Stefano Fornaro - 10.11.2015 testo grande testo normale

Tags: deluca, bookcity, #BCM15,

Poteva non mancare Whipart a Bookcity 2015? Certamente no, e vi riporta qui integralmente l'appuntamento con Erri De Luca di domenica 25 ottobre. Tema: IL TRACCIATO DEL VIAGGIO: RIFLESSIONI, NOSTALGIE, RACCONTI.

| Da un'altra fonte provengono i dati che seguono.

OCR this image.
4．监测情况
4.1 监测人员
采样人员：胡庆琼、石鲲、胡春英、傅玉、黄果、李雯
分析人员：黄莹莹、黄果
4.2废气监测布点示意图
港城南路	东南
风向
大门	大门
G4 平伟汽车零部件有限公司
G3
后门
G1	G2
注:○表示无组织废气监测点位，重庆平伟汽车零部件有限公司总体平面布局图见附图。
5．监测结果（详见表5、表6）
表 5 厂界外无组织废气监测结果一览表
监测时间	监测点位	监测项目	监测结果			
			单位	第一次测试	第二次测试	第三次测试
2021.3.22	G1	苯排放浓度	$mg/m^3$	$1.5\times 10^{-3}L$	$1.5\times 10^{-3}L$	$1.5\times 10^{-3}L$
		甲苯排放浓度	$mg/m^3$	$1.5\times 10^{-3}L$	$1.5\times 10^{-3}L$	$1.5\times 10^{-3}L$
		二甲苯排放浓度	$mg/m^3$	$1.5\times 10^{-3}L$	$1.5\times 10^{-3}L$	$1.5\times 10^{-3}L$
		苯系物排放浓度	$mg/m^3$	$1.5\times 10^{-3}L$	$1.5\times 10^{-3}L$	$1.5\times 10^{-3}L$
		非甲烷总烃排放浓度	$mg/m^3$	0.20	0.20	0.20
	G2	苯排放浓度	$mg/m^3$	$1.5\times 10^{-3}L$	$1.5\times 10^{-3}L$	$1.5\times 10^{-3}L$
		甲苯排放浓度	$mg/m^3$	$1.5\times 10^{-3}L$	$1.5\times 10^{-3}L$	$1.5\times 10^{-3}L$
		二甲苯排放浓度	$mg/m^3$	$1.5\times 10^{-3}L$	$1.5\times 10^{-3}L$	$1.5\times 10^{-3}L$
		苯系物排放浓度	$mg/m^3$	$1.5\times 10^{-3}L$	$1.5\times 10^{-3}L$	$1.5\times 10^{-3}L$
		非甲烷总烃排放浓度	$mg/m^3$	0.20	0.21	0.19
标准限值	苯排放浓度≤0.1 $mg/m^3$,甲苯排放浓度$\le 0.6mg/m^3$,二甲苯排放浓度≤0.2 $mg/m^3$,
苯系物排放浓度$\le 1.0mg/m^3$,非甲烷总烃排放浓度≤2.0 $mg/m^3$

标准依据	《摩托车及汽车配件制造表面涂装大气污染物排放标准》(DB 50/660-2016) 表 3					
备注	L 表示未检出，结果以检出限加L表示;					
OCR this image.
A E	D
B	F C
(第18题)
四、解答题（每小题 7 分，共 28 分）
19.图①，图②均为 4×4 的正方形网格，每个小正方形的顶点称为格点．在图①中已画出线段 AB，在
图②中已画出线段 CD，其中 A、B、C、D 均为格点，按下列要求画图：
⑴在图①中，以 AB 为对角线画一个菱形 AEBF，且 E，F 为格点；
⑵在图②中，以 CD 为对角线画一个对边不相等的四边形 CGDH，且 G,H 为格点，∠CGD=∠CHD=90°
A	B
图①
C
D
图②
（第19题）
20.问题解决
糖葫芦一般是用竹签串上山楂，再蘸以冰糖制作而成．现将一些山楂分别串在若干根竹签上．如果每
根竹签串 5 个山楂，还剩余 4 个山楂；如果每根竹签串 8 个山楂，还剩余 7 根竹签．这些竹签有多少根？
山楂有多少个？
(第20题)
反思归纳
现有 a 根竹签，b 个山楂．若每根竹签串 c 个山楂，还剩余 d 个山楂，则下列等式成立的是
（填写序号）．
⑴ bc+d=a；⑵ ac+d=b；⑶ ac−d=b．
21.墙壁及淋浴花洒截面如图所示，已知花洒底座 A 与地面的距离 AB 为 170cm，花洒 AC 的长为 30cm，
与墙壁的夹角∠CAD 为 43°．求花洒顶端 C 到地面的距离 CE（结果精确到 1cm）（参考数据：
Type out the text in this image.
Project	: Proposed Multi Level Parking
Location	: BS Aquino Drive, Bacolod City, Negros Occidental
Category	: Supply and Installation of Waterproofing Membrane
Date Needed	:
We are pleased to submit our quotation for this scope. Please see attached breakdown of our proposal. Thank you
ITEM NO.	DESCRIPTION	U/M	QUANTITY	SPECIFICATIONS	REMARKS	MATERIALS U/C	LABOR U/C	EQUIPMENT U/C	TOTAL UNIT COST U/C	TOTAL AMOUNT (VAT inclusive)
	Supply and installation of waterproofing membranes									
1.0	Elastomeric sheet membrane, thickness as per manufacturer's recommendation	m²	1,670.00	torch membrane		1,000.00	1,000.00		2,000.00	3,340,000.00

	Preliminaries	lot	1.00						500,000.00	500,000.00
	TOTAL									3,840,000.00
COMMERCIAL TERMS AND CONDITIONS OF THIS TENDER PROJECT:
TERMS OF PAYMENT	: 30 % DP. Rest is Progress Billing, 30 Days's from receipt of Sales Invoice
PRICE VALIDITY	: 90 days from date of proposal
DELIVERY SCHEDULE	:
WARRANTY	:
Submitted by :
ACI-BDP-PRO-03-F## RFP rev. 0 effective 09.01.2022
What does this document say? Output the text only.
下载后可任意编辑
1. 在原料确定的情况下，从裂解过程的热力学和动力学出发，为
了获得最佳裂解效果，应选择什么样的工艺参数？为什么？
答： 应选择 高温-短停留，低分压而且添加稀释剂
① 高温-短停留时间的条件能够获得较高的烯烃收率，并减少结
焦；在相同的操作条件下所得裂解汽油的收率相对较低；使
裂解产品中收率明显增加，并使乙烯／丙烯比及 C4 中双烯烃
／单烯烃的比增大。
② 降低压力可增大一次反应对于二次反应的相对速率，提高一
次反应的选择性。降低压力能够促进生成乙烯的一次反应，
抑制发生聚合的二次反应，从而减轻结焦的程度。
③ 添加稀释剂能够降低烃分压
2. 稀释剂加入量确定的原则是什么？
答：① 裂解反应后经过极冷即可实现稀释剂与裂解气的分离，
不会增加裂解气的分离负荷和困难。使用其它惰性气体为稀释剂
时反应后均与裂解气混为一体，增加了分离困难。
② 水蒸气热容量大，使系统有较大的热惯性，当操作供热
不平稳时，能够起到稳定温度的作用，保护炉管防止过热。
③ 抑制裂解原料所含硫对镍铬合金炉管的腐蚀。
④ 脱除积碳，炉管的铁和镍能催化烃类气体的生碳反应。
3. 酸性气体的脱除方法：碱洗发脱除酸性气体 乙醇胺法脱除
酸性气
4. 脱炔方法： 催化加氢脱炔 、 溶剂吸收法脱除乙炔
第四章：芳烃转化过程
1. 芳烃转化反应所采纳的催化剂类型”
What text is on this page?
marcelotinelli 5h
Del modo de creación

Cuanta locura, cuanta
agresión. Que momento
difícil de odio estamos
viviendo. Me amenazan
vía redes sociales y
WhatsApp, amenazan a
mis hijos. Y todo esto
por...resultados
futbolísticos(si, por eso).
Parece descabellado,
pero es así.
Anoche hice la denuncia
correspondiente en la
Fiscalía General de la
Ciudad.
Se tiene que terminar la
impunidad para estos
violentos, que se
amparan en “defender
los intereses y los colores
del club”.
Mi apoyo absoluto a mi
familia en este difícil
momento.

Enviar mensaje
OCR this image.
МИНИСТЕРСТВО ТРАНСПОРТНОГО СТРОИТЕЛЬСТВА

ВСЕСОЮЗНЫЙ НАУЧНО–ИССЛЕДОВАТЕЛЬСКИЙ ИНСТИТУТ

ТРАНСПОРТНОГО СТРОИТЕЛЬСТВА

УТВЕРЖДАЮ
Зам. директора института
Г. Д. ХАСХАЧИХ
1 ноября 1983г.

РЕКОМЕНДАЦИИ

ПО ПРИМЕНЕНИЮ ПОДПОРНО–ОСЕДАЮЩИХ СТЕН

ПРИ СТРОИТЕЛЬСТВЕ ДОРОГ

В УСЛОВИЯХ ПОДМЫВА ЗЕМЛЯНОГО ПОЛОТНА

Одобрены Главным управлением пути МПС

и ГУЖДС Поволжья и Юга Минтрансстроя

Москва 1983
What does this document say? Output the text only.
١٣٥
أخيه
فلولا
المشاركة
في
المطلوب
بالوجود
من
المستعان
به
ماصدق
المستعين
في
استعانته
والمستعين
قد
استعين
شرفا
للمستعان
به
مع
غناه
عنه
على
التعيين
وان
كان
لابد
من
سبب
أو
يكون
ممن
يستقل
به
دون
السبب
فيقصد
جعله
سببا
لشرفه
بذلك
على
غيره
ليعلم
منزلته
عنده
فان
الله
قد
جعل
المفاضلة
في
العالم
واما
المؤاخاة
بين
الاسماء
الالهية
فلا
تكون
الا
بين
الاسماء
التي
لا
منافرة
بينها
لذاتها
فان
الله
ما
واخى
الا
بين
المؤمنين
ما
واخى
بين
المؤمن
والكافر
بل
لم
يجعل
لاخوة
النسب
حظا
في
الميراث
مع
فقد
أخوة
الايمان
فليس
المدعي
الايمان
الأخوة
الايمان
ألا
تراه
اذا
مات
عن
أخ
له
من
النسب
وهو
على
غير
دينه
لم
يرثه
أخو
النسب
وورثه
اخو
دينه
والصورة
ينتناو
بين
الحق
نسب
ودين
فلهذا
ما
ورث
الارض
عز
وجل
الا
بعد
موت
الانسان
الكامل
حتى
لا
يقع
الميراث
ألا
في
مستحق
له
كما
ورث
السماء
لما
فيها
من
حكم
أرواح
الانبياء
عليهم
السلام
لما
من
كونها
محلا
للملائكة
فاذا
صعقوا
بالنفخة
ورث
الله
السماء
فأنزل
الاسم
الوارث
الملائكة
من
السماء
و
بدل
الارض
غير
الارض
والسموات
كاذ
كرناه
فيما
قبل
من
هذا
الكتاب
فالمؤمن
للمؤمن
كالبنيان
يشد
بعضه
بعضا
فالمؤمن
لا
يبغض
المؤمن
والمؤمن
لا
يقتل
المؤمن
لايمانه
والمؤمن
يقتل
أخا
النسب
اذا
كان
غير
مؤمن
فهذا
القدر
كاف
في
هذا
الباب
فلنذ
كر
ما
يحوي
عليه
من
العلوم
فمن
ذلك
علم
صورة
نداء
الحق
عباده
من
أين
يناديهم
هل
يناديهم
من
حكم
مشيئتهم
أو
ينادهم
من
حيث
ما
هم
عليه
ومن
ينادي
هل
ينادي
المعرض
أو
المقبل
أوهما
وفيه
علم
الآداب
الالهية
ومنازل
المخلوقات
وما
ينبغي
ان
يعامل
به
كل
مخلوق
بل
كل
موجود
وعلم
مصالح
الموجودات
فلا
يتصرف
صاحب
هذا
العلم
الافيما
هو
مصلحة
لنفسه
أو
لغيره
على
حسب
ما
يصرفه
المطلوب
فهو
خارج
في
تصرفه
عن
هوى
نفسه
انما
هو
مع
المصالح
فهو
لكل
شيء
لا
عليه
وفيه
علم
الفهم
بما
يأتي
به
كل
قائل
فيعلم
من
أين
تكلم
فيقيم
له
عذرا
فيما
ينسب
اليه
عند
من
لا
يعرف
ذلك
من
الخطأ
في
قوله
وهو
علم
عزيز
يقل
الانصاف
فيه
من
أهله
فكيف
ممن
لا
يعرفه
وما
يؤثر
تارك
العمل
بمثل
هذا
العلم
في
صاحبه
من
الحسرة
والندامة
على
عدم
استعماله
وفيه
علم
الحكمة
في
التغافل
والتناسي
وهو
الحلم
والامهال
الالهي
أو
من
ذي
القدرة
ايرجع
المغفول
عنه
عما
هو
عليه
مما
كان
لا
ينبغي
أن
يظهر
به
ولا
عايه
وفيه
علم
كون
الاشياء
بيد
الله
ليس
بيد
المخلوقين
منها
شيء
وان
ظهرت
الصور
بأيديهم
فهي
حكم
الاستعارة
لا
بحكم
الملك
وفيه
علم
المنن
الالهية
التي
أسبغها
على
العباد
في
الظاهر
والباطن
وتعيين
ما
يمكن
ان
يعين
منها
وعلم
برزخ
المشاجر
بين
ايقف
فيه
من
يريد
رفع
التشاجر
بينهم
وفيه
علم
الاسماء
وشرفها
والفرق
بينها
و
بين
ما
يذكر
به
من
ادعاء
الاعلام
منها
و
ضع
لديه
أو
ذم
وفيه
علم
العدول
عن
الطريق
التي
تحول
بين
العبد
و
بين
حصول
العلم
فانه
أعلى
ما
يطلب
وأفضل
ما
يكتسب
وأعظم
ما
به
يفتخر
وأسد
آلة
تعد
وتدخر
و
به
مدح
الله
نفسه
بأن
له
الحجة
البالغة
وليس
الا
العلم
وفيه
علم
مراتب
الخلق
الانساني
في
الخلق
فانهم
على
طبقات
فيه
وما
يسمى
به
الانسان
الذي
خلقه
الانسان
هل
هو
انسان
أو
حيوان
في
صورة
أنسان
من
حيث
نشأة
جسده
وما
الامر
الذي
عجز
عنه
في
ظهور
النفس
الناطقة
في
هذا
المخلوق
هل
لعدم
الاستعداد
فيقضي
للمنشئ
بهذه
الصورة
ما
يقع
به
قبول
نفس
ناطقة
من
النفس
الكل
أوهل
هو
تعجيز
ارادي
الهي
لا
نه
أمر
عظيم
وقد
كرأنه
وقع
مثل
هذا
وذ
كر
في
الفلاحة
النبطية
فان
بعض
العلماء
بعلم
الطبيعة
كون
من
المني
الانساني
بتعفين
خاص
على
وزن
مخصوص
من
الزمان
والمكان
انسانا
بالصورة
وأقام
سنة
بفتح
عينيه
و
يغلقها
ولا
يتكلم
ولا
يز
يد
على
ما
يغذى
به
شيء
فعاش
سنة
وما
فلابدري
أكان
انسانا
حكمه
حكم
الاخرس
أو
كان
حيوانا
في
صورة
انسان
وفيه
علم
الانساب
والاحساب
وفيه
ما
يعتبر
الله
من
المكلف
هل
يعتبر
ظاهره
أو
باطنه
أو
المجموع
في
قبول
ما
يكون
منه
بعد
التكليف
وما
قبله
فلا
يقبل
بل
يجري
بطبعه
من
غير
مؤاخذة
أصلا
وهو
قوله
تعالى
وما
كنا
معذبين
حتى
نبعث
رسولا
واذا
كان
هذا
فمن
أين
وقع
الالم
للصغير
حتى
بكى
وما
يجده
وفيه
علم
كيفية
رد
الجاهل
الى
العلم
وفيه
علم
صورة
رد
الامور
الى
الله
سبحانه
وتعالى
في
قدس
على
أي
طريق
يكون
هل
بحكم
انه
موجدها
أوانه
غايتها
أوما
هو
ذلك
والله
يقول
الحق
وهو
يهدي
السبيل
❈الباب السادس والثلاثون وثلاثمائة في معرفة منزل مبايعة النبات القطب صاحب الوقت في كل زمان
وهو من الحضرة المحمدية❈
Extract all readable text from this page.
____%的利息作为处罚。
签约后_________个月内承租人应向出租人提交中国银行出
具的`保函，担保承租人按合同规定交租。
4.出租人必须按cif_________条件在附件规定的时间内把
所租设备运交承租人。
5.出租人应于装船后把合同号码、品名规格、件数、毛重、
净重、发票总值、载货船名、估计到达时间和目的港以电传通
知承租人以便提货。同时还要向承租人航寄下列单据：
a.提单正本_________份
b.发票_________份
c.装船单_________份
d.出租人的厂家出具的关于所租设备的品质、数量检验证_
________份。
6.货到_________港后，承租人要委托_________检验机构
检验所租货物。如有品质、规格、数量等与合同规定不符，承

Erri De Luca è un intellettuale engagé, come direbbero i francesi, e nel nostro Belpaese è arrivato alla ribalta delle cronache più per la sua personale vicenda giudiziaria che per meriti letterari.
Sostanzialmente tutti sanno che ha dichiarato in una oramai celebre intervista: "la TAV va sabotata"; ma pochi sanno che da semplice operaio è diventato uno dei più importanti scrittori e poeti di oggi. Da solo ha appreso le lingue europee più usate e s'è industriato a studiare lingue meno note nel nostro panorama come il russo, lo swahili, lo yiddish e l'ebraico antico; ha scritto poesie finissime e racconti che come dice lui sono "favole", ben apprezzate dal pubblico.
Dopo il successo di I pesci non chiudono gli occhi ha presentato altri due scritti: Il più e il meno e il pamphlet La parola contraria.
Quale miglior occasione per presentare la sua opera della rassegna culturale rappresentata da Bookcity 2015?
Così domenica 25 ottobre lo scrittore partenopeo ha dialogato con il pubblico dei suoi lettori in IL TRACCIATO DEL VIAGGIO: RIFLESSIONI, NOSTALGIE, RACCONTI.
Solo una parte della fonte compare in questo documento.